Sometimes it can feel that our walk together in faith is somewhat lacking in direction! Its hard for a Church to share a vision, we all come from different backgrounds, different experience, different understandings of our faith. We are united by our desire to worship God and to know Christ, but we may all have very different ways of expressing this and we struggle to work together to make our Churches places where all are welcome and all feel at home.
It can sometimes feel as though there should be someone who holds it all together, and that role is often taken by those of us who have a responsibility for ordained ministry in the Church. And it is true that to a certain point we are responsible for leadership and guidance in the Church. But unlike Moses we don’t have the voice of God in our ear, we don’t spend quite so much time in the direct presence of God, and I personally (unlike Moses) have never had to wear a veil to shield those who meet me from the brightness of the glory of God.

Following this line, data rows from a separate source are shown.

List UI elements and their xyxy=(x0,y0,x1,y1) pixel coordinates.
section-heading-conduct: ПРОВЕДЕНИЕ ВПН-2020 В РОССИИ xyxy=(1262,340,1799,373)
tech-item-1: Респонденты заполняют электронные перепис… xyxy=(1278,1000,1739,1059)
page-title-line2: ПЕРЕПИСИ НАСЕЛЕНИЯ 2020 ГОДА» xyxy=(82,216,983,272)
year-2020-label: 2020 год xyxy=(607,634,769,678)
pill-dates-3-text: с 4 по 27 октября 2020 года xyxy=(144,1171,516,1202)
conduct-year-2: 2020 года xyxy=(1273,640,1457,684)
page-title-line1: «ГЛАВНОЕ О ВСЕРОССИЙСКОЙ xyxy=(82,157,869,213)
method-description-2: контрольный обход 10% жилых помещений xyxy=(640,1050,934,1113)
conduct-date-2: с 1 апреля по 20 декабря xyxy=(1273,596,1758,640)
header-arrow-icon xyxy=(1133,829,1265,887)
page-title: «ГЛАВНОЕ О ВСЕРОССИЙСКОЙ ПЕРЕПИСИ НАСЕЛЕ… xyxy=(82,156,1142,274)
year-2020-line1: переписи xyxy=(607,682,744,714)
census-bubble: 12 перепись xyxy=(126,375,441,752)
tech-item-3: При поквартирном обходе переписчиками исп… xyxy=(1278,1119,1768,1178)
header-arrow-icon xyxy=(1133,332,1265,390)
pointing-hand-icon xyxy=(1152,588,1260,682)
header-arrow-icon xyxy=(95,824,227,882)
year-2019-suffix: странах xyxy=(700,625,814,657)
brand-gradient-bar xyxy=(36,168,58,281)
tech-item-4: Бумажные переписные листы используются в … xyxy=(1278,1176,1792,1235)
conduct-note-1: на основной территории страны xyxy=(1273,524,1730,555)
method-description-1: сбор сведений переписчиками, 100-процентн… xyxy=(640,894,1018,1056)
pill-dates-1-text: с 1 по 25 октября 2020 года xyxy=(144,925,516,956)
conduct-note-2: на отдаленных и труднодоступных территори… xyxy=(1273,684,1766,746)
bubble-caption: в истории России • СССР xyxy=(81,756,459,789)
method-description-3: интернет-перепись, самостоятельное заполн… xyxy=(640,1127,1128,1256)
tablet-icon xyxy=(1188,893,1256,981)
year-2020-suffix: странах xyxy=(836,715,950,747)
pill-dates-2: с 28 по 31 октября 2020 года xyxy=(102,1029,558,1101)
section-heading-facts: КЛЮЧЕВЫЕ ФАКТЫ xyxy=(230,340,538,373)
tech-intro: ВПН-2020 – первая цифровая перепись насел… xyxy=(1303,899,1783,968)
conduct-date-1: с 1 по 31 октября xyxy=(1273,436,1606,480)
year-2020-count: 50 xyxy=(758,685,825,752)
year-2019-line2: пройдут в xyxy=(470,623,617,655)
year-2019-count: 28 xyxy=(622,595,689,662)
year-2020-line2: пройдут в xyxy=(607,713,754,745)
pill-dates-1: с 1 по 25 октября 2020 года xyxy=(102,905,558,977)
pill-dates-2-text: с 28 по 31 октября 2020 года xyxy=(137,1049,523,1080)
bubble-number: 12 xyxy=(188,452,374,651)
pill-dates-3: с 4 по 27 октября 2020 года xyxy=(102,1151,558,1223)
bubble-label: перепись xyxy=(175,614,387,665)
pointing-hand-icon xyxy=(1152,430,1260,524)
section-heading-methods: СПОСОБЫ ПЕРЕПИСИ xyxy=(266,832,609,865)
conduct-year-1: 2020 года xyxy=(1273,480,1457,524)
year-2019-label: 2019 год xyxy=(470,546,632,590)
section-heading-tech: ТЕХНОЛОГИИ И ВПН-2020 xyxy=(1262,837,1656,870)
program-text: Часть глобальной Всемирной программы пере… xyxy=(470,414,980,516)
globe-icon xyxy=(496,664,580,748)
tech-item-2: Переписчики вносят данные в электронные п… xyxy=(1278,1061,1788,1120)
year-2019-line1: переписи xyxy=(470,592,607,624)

No, in the Church we believe that there is only one who knows the big picture, and that is God, and we are all responsible for the life of the Church. I can see why people often turn to the Clergy to complain about the state of the Church in general, or to express their concerns and their anxieties – but in the end we all have a responsibility for the life and witness of Christ’s Church. We are all called to share the life of Christ with others, we are all responsible for making our Churches places which shed light to our communities and in our world.
In our Gospel reading for today we have a picture of two sons who are asked to help their father in the vineyard. One says ‘no’ and yet goes to help, the other says ‘yes’ but doesn’t actually do anything. In the end, says the passage, it is the one who does something that is obedient to his father, rather than the one who says something but doesn’t do anything. And though this story was particularly aimed at the religious who claimed to be following God but wouldn’t heed the call of Christ, unlike the prostitutes and tax collectors who weren’t considered worthy – it still has a message for us.
We are to be a Church that says and does! We all together have to put our faith into action. We are not to complain about the way things are and then do nothing about it! Nor are we to blame our Clergy and lay leaders for failing to build up the Church and have more people taking part in our services, or failing to get interest going in the Church or whatever. Though those of us who have responsibility for leading services, for pastoral care and for visiting will do our best to fulfil those duties, we are (in the end) not those who will fill our churches. People will be attracted to our fellowships by those who are seeking to share faith, and who are enthusiastic about Christ. And often the contacts will come from our everyday living, from friends, family and neighbours.
We are all in this together, God has called us to share in this task of living, loving, faithful following and proclaiming the Good News of Jesus Christ – may he also give us the grace to do it.